By Wade Bourne
An abundance of new water in southern Missouri
and ice in the north has shuffled the deck for hunters in this state. Kevin Brunke, wildlife management biologist for the Otter Slough Conservation Area, reports that 4 1/2 inches of rain fell in southeast Missouri Dec. 5, leaving sheet water in fields throughout the region. Brunke says this has scattered ducks from traditional holding areas, as reflected in a waterfowl count he completed on Dec. 5.
Brunke notes, "On our previous count, we were holding around 75,000 ducks on Otter Slough, but yesterday we only counted 19,400. We may have had some ducks leave for Arkansas, but I think this change is more a reflection of the abundance of new water and food and that the ducks are mostly still here, just more dispersed. Also, our hunters yesterday said they saw a lot of high flights of ducks, so we may have had a significant influx of new birds after this last storm system passed."

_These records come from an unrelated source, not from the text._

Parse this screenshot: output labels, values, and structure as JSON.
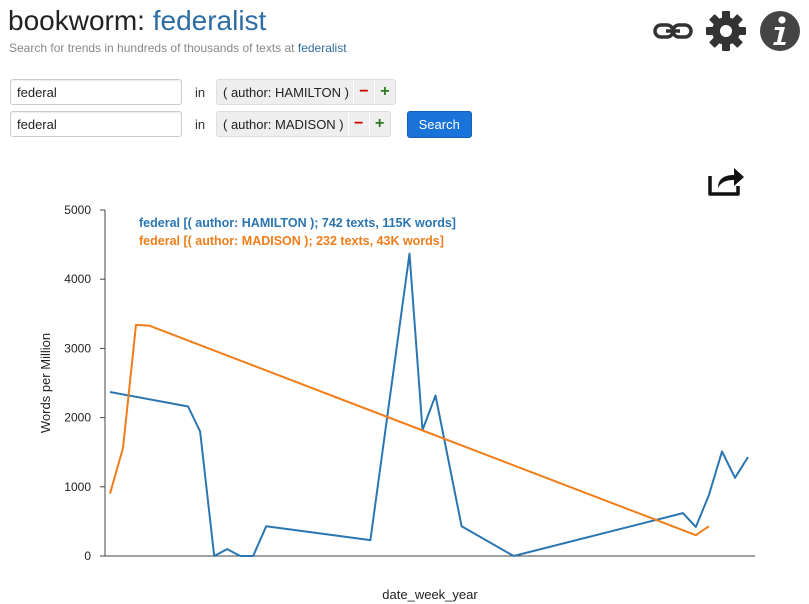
{
  "header": {
    "app_name": "bookworm:",
    "corpus_name": "federalist",
    "subtitle_prefix": "Search for trends in hundreds of thousands of texts at",
    "subtitle_link": "federalist"
  },
  "toolbar_icons": [
    "link-icon",
    "gear-icon",
    "info-icon"
  ],
  "queries": [
    {
      "term": "federal",
      "in_label": "in",
      "limit": "( author: HAMILTON )",
      "minus": "−",
      "plus": "+"
    },
    {
      "term": "federal",
      "in_label": "in",
      "limit": "( author: MADISON )",
      "minus": "−",
      "plus": "+"
    }
  ],
  "search_button": "Search",
  "export_icon": "share-export-icon",
  "colors": {
    "hamilton": "#2b76b0",
    "madison": "#f07d1a",
    "link": "#2e6da4",
    "search": "#1a73d9"
  },
  "chart_data": {
    "type": "line",
    "xlabel": "date_week_year",
    "ylabel": "Words per Million",
    "ylim": [
      0,
      5000
    ],
    "yticks": [
      0,
      1000,
      2000,
      3000,
      4000,
      5000
    ],
    "x_ticks_shown": false,
    "legend_position": "top-left",
    "series": [
      {
        "name": "federal [( author: HAMILTON ); 742 texts, 115K words]",
        "color": "#2b76b0",
        "points": [
          [
            0,
            2370
          ],
          [
            78,
            2160
          ],
          [
            90,
            1800
          ],
          [
            104,
            0
          ],
          [
            117,
            100
          ],
          [
            130,
            0
          ],
          [
            143,
            0
          ],
          [
            156,
            430
          ],
          [
            260,
            230
          ],
          [
            299,
            4370
          ],
          [
            312,
            1820
          ],
          [
            325,
            2320
          ],
          [
            351,
            430
          ],
          [
            403,
            0
          ],
          [
            572,
            620
          ],
          [
            585,
            420
          ],
          [
            598,
            880
          ],
          [
            611,
            1510
          ],
          [
            624,
            1130
          ],
          [
            637,
            1430
          ]
        ]
      },
      {
        "name": "federal [( author: MADISON ); 232 texts, 43K words]",
        "color": "#f07d1a",
        "points": [
          [
            0,
            900
          ],
          [
            13,
            1560
          ],
          [
            26,
            3340
          ],
          [
            39,
            3330
          ],
          [
            585,
            300
          ],
          [
            598,
            430
          ]
        ]
      }
    ]
  }
}
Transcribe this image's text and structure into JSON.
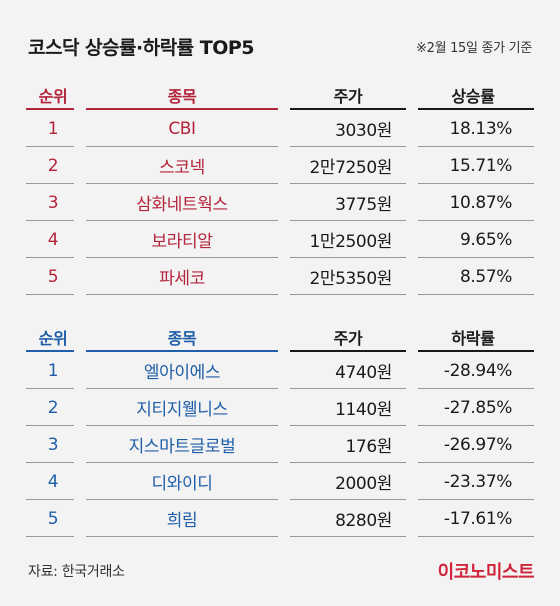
{
  "title": "코스닥 상승률·하락률 TOP5",
  "date_note": "※2월 15일 종가 기준",
  "colors": {
    "gainer": "#b3243a",
    "loser": "#1f5ea8",
    "brand": "#d0243a"
  },
  "gainers": {
    "headers": {
      "rank": "순위",
      "name": "종목",
      "price": "주가",
      "rate": "상승률"
    },
    "rows": [
      {
        "rank": "1",
        "name": "CBI",
        "price": "3030원",
        "rate": "18.13%"
      },
      {
        "rank": "2",
        "name": "스코넥",
        "price": "2만7250원",
        "rate": "15.71%"
      },
      {
        "rank": "3",
        "name": "삼화네트웍스",
        "price": "3775원",
        "rate": "10.87%"
      },
      {
        "rank": "4",
        "name": "보라티알",
        "price": "1만2500원",
        "rate": "9.65%"
      },
      {
        "rank": "5",
        "name": "파세코",
        "price": "2만5350원",
        "rate": "8.57%"
      }
    ]
  },
  "losers": {
    "headers": {
      "rank": "순위",
      "name": "종목",
      "price": "주가",
      "rate": "하락률"
    },
    "rows": [
      {
        "rank": "1",
        "name": "엘아이에스",
        "price": "4740원",
        "rate": "-28.94%"
      },
      {
        "rank": "2",
        "name": "지티지웰니스",
        "price": "1140원",
        "rate": "-27.85%"
      },
      {
        "rank": "3",
        "name": "지스마트글로벌",
        "price": "176원",
        "rate": "-26.97%"
      },
      {
        "rank": "4",
        "name": "디와이디",
        "price": "2000원",
        "rate": "-23.37%"
      },
      {
        "rank": "5",
        "name": "희림",
        "price": "8280원",
        "rate": "-17.61%"
      }
    ]
  },
  "source": "자료: 한국거래소",
  "brand": "이코노미스트"
}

Hunters on Otter Slough CA are averaging 3.5 ducks per day, an indication of the favorable hunting conditions in southern Missouri.
In northwest Missouri, biologist Darrin Welchert reports that nearly all of the wetlands on Squaw Creek National Wildlife Refuge are frozen, and ducks are moving out for points south. "This morning [Dec. 6] we have around 53,000 mallards on our refuge, compared to 85,000 last week. Also, while our snow goose numbers are steady from last week [200,000], these birds are showing signs of getting ready for a move down the flyway. They are likely to head out any day."